8 scary trends for Orange County’s economy and job market

This article appears as it was published in The Orange County Register October 15, 2017

Orange County’s economy has clear strengths: low unemployment (4.2 percent in August), rising per capita income and job growth in several stand-out industries, from tourism to medical device manufacturing.

But disruptive new forces — along with some longstanding weaknesses — pose serious threats, as outlined in a 100-page Workforce Indicators Report, issued this week by the Orange County Development Board, a government agency, and the Orange County Business Council, a trade group of large companies.

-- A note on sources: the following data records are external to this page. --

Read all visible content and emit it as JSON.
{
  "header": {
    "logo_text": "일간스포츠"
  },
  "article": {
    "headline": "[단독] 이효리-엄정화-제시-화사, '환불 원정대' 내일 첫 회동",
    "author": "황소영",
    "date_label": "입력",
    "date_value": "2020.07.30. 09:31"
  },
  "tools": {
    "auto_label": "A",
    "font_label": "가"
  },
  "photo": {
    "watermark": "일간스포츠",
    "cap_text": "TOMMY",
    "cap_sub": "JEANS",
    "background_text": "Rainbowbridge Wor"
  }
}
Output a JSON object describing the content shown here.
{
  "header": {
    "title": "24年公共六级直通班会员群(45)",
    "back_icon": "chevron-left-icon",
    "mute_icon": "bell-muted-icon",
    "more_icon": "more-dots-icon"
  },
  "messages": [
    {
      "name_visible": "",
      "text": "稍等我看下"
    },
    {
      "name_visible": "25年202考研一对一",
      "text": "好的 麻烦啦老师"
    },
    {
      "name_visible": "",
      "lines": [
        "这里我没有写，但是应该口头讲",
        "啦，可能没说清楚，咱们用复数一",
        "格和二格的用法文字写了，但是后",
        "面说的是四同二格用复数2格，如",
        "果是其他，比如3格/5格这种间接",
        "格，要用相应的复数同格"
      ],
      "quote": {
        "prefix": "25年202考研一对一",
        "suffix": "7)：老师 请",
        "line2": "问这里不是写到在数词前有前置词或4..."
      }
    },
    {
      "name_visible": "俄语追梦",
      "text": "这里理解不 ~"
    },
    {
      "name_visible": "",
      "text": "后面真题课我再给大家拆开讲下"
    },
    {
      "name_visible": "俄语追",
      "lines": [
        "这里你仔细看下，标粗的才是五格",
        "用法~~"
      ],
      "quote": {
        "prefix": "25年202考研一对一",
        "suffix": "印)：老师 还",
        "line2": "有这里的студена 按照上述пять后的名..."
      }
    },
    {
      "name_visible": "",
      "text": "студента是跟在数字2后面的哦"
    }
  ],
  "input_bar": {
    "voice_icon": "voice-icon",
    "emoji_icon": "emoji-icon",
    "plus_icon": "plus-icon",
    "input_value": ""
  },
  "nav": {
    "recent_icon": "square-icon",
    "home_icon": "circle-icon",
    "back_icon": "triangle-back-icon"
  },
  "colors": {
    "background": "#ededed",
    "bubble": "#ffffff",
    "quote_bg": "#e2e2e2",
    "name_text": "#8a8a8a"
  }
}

“It is a time of change,” economist Wallace Walrod, the report’s chief author, told a gathering of 200 business executives, nonprofit representatives and government officials at an Irvine gathering last week. “Orange County faces some persistent, long-term problems.”

Here are some of the more worrisome trends.

Brain drain

Between now and 2060 — that’s 43 years! — Orange County’s working-age population will grow by just 2 percent, and the proportion of children will shrink significantly.

So how will businesses find enough workers?

“Orange County’s high cost of living and lack of affordable workforce housing often price young workforce talent out of the area, potentially leading to a ‘brain drain,’” according to the report, which noted that employers already have a hard time finding enough skilled job candidates.

“A less robust workforce talent pool could make Orange County a less attractive destination for businesses.”

Schools will be forced to adjust. In the next decade, K-12 enrollment will shrink by 10 percent, according to the California Department of Finance.